West Country Legends Support Glastonbury Abbey
The UK is filled with ancient ruins and historical sites, but not all of them have the support of The Wurzels, music legends who lent support on 14th June to an even bigger legend: the place stories claim as the final resting place of both the Holy Grail and King Arthur, Somerset’s Glastonbury Abbey.
The site’s Rescue Our Ruins appeal aims to fund preservation work and visitor experience enhancements to several important areas of the abbey. The trust that maintains the property has a goal of £500,000 for their appeal, roughly one pound for every person living and working in Somerset.
Known religious use of the area dates back to the 7th century, and the confirmed history of Glastonbury Abbey mingles with many myths and legends. Also known as the Isle of Avalon, the area was thought to have been a site of pre-Christian worship. Celtic lore calls it an isle of enchantment where fairies live, where the dead pass to the next plane of existence, and even as the home of the Lord of the Underworld.

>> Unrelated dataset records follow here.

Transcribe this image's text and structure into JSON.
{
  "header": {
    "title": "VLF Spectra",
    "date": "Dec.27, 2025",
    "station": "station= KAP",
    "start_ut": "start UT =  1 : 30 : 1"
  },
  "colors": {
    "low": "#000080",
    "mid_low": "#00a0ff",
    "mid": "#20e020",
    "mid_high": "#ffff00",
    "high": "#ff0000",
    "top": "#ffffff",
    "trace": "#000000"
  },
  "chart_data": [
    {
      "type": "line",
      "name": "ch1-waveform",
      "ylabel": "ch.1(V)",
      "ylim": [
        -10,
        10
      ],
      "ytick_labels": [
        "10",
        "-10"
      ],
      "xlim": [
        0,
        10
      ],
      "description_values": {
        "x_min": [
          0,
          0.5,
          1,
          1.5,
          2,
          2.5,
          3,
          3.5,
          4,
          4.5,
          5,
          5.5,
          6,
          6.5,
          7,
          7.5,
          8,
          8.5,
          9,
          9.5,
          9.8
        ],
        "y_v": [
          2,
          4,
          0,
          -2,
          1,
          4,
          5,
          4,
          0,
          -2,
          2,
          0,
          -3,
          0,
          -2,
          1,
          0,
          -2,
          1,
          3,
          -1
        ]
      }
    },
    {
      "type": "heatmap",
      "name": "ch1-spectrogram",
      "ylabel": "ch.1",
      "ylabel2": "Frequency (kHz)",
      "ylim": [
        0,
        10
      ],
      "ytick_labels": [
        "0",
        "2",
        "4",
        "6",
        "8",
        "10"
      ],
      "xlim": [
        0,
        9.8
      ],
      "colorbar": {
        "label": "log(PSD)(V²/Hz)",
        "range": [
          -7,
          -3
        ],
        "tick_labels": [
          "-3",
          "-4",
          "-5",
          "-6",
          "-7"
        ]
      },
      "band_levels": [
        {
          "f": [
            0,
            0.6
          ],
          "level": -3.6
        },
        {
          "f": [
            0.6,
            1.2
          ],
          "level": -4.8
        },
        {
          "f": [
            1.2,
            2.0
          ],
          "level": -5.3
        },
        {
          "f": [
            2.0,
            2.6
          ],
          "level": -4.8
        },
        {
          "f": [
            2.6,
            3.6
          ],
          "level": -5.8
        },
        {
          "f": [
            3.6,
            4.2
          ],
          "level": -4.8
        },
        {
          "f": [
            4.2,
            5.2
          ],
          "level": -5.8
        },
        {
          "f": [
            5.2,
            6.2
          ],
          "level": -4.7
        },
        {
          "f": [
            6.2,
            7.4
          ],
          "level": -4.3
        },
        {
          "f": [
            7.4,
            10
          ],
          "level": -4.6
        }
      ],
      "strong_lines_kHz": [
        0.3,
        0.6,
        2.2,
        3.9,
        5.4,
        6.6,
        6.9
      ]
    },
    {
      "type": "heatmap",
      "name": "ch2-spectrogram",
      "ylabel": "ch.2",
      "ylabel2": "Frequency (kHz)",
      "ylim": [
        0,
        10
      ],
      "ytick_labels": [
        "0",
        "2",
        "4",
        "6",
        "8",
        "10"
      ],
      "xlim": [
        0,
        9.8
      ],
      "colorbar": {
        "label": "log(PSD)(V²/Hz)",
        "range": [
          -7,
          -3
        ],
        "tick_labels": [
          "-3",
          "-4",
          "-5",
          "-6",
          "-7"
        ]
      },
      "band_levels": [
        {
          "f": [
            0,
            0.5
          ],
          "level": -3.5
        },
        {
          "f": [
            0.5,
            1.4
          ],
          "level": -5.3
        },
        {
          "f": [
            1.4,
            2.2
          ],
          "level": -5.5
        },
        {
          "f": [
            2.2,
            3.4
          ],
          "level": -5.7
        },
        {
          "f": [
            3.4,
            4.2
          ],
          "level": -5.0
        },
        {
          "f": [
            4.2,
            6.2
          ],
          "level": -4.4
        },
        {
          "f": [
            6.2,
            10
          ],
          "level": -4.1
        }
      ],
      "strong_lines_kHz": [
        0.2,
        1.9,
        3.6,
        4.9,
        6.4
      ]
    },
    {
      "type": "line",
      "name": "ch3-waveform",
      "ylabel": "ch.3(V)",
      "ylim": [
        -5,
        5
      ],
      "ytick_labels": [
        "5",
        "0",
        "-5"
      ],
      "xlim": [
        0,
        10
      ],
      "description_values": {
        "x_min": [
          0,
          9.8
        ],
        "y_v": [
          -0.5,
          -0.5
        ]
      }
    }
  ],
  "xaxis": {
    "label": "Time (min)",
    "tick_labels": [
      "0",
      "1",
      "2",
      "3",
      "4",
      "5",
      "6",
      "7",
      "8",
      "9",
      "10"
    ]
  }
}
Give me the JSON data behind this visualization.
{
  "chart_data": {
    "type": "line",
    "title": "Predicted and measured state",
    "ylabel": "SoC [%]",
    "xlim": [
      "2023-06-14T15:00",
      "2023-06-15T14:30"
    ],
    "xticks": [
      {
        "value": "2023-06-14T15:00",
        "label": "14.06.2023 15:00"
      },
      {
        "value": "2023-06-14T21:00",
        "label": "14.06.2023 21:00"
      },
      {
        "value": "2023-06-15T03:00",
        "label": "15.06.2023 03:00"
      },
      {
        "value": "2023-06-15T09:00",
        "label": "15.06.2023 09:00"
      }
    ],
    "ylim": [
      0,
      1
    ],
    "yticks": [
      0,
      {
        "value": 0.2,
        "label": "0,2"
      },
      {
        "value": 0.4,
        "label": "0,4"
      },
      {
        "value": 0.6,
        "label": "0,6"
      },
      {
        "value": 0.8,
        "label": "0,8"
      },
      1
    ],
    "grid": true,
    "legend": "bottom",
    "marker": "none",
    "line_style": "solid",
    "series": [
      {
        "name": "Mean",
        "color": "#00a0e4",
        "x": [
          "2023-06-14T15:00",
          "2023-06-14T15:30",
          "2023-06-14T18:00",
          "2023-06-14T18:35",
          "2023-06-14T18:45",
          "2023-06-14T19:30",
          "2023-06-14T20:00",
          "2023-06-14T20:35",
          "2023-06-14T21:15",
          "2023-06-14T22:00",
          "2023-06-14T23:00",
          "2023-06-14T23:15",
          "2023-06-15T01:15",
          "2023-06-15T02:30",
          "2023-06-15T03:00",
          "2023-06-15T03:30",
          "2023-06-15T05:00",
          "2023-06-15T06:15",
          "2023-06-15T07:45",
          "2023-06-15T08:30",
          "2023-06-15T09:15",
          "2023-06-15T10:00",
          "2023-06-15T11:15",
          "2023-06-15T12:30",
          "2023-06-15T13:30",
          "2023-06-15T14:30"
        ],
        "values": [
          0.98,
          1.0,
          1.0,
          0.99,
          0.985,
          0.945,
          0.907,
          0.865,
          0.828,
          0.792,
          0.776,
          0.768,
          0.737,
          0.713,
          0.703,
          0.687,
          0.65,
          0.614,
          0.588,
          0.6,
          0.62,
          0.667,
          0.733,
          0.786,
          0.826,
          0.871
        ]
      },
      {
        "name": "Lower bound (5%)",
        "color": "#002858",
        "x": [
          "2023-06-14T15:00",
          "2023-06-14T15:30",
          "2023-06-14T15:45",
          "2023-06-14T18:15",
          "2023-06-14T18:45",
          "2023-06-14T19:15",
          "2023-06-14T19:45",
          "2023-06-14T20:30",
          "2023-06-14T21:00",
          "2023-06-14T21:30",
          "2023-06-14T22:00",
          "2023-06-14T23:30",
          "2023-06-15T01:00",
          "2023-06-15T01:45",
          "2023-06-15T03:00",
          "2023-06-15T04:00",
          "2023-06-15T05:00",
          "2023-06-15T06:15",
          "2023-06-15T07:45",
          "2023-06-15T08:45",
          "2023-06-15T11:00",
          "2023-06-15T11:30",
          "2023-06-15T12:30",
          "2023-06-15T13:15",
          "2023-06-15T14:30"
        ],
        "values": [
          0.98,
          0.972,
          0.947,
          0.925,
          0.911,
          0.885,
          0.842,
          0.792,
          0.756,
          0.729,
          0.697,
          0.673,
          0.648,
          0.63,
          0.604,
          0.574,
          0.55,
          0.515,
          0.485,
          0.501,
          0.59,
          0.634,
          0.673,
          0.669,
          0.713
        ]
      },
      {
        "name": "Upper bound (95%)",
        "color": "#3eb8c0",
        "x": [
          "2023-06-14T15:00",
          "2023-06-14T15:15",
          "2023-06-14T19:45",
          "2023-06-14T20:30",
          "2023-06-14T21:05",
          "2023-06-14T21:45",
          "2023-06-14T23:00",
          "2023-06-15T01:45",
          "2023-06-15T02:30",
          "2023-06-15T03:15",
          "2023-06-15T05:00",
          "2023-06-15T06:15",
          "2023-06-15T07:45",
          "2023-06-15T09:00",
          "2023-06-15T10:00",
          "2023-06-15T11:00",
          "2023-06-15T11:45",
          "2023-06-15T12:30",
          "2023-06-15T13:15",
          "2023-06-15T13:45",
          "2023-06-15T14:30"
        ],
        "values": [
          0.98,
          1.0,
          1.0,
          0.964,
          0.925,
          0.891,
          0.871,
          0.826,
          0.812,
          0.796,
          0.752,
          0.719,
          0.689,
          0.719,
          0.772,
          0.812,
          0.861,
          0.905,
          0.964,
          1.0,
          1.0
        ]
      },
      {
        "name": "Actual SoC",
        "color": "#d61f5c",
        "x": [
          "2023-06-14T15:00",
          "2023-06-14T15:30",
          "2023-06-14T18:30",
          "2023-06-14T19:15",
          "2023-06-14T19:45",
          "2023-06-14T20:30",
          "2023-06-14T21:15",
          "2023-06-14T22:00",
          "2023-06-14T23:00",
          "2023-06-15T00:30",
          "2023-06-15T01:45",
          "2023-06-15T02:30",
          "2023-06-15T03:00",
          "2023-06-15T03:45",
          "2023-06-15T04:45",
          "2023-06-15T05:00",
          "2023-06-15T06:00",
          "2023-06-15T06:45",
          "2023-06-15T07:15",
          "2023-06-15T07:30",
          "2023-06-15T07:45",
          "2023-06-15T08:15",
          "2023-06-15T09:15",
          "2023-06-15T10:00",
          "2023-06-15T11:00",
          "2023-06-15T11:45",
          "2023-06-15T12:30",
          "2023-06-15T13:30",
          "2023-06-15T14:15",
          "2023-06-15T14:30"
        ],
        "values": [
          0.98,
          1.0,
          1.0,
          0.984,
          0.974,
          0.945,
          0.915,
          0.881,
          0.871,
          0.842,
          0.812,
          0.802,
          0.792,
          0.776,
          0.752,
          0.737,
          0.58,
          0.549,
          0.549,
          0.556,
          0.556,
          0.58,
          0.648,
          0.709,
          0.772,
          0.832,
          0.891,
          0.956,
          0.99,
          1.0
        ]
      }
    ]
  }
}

Legend has it that Joseph of Arimathea, the great-uncle of Christ, built the first Christian church there after his nephew’s death. On that trip, Joseph brought the Holy Grail with him and buried it at the entrance to the underworld. A spring formed there, granting eternal youth for the tasting.
After the Battle of Camlann, King Arthur was said to have recovered at Glastonbury Abbey, and when his wounds proved mortal, was buried there. Centuries later, monks excavated the site and found the possible remains of Arthur and Guinevere. Those remains were placed in a tomb in the abbey church almost a century after, but it was vandalised after the abbey was closed in 1539, and the remains have never been found.
The Wurzels played to a crowd of 500. James Stone, member of the abbey trust, says they even sold out of their Glastonbury Abbey Cider at the event. The combination of bar and ticket sales helped raise over £6,000 for the cause, and helped make a memorable night.
“Hearing classic Somerset songs such as ‘The Blackbird’ and ‘Drink Up Thy Cider’ played in the abbey was certainly a highlight,” Stone says. “Mainly though, it was great to see 500 people enjoying themselves with a very different atmosphere on site. It was also great to see lots of new faces from the local community coming into the abbey.”
The group promoted the concert with posters, Facebook, Twitter, radio and newspaper ads, and press releases. Stone believes newspaper ads and Facebook posts helped the most since they “certainly saw little surges of ticket sales after anything appearing in the paper and online sales appearing after FB posts.”
Stone admits that an event of this scale is quite the undertaking, but feels it’s all worth it in the end.
“It was a hectic but ultimately rewarding process. I think the main thing I would take away from it, and pass on to others, is that it’s always good to remember that concerts become a lot more complicated when they take place outdoors. As such, things will run much more smoothly when you get sound professionals involved. So, it’s good to get them onboard as early as possible in the planning process.”